Bit of music excitement today when the BBC World Service contacted me to ask if I would comment on a link I put up on my Twitter feed @musicJJMG. I have done plenty of radio — even had a quasi-show of my own years ago — but never about music.

In the end they got someone else — an academic from Kings College, London — which was probably just as well. The subject was John Lomax, of whom I knew next to nothing. Huge amounts of the American  music and film he collected have been put online, which was what peaked my interest and my tweet.

Here is what The New York Times article said:

 His vast archive — some 5,000 hours of sound recordings, 400,000 feet of film, 3,000 videotapes, 5,000 photographs and piles of manuscripts, much of it tucked away in forgotten or inaccessible corners — is being digitized so that the collection can be accessed online. About 17,000 music tracks will be available for free streaming by the end of February, and later some of that music may be for sale as CDs or digital downloads.

Wikipedia, of course, also has a lot on him, including on his fascinating Depression-era work as the Federal Writers’ Project’s first Folklore Editor, where he directed the gathering of ex-slave narratives.

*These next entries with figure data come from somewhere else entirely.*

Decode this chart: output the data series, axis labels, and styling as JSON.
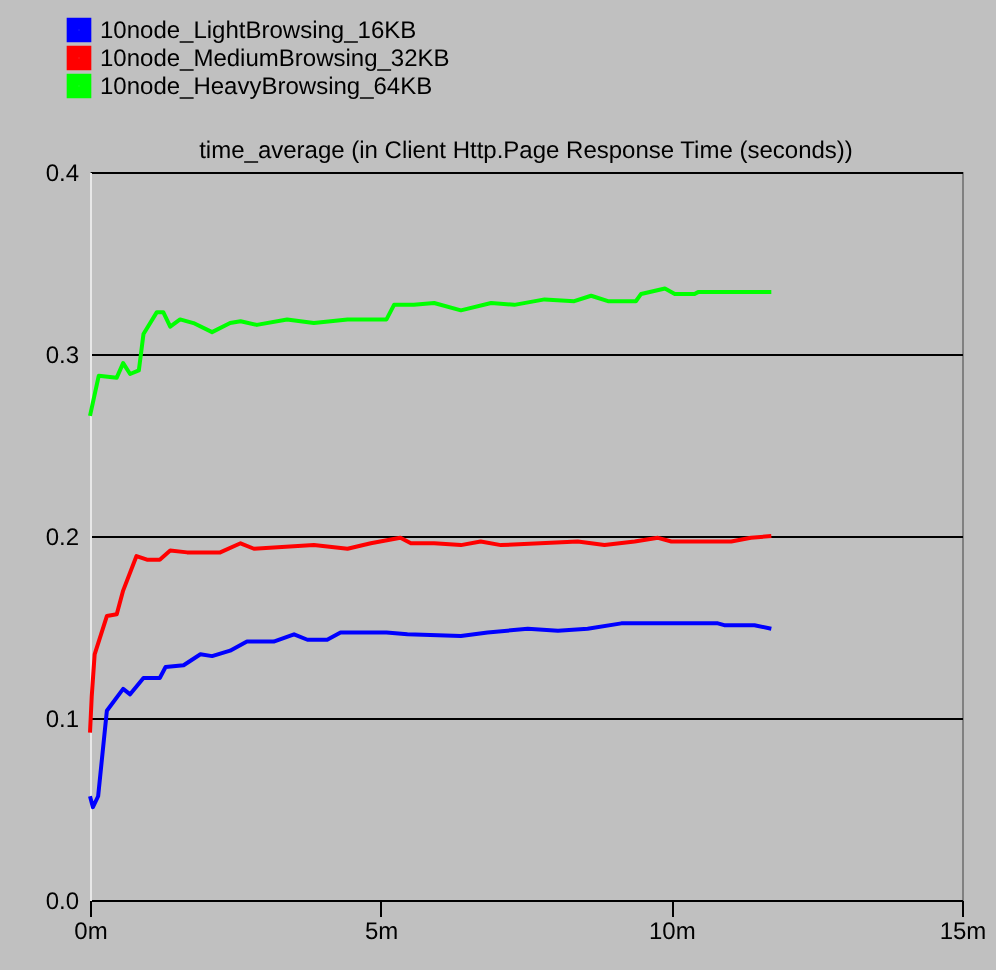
{
  "chart_data": {
    "type": "line",
    "title": "time_average (in Client Http.Page Response Time (seconds))",
    "xlim": [
      0,
      15
    ],
    "xticks": [
      {
        "value": 0,
        "label": "0m"
      },
      {
        "value": 5,
        "label": "5m"
      },
      {
        "value": 10,
        "label": "10m"
      },
      {
        "value": 15,
        "label": "15m"
      }
    ],
    "ylim": [
      0,
      0.4
    ],
    "yticks": [
      {
        "value": 0,
        "label": "0.0"
      },
      0.1,
      0.2,
      0.3,
      0.4
    ],
    "grid": "y",
    "legend": "top left",
    "line_style": "solid",
    "series": [
      {
        "name": "10node_LightBrowsing_16KB",
        "color": "#0000ff",
        "x": [
          0,
          0.05,
          0.14,
          0.29,
          0.57,
          0.69,
          0.92,
          1.2,
          1.3,
          1.61,
          1.9,
          2.1,
          2.41,
          2.7,
          3.16,
          3.51,
          3.74,
          4.08,
          4.31,
          5.1,
          5.46,
          6.38,
          6.84,
          7.53,
          8.05,
          8.56,
          9.14,
          10.06,
          10.8,
          10.91,
          11.43,
          11.72
        ],
        "values": [
          0.057,
          0.051,
          0.057,
          0.104,
          0.116,
          0.113,
          0.122,
          0.122,
          0.128,
          0.129,
          0.135,
          0.134,
          0.137,
          0.142,
          0.142,
          0.146,
          0.143,
          0.143,
          0.147,
          0.147,
          0.146,
          0.145,
          0.147,
          0.149,
          0.148,
          0.149,
          0.152,
          0.152,
          0.152,
          0.151,
          0.151,
          0.149
        ]
      },
      {
        "name": "10node_MediumBrowsing_32KB",
        "color": "#ff0000",
        "x": [
          0,
          0.03,
          0.08,
          0.29,
          0.46,
          0.57,
          0.8,
          0.98,
          1.2,
          1.38,
          1.67,
          2.24,
          2.59,
          2.82,
          3.85,
          4.43,
          4.83,
          5.34,
          5.52,
          5.92,
          6.38,
          6.72,
          7.07,
          8.39,
          8.85,
          9.37,
          9.77,
          10.0,
          11.03,
          11.37,
          11.72
        ],
        "values": [
          0.092,
          0.112,
          0.135,
          0.156,
          0.157,
          0.17,
          0.189,
          0.187,
          0.187,
          0.192,
          0.191,
          0.191,
          0.196,
          0.193,
          0.195,
          0.193,
          0.196,
          0.199,
          0.196,
          0.196,
          0.195,
          0.197,
          0.195,
          0.197,
          0.195,
          0.197,
          0.199,
          0.197,
          0.197,
          0.199,
          0.2
        ]
      },
      {
        "name": "10node_HeavyBrowsing_64KB",
        "color": "#00ff00",
        "x": [
          0,
          0.15,
          0.46,
          0.57,
          0.69,
          0.84,
          0.92,
          1.15,
          1.26,
          1.38,
          1.55,
          1.78,
          2.1,
          2.41,
          2.59,
          2.87,
          3.39,
          3.85,
          4.43,
          5.1,
          5.23,
          5.57,
          5.92,
          6.38,
          6.9,
          7.3,
          7.82,
          8.33,
          8.62,
          8.91,
          9.39,
          9.48,
          9.89,
          10.06,
          10.4,
          10.46,
          11.72
        ],
        "values": [
          0.266,
          0.288,
          0.287,
          0.295,
          0.289,
          0.291,
          0.311,
          0.323,
          0.323,
          0.315,
          0.319,
          0.317,
          0.312,
          0.317,
          0.318,
          0.316,
          0.319,
          0.317,
          0.319,
          0.319,
          0.327,
          0.327,
          0.328,
          0.324,
          0.328,
          0.327,
          0.33,
          0.329,
          0.332,
          0.329,
          0.329,
          0.333,
          0.336,
          0.333,
          0.333,
          0.334,
          0.334
        ]
      }
    ]
  }
}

The WPA project to interview former slaves assumed a form and a scope that bore Lomax’s imprint and reflected his experience and zeal as a collector of folklore. His sense of urgency inspired the efforts in several states. And his prestige and personal influence enlisted the support of many project officials, particularly in the deep South, who might otherwise have been unresponsive to requests for materials of this type. One might question the wisdom of selecting Lomax, a white Southerner to direct a project involving the collection of data from black former slaves. Yet whatever racial preconceptions Lomax may have held do not appear to have had an appreciable effect upon the Slave Narrative Collection. Lomax’s instructions to interviewers emphasized the necessity of obtaining a faithful account of the ex-slave’s version of his or her experience. “It should be remembered that the Federal Writers’ Project is not interested in taking sides on any question. The worker should not censor any materials collected regardless of its nature.” Lomax constantly reiterated his insistence that the interviews be recorded verbatim, with no holds barred. In his editorial capacity he closely adhered to this dictum.

This has all got me very excited, of course. Free streaming of 17,000 songs makes the end of Feburary suddenly busy.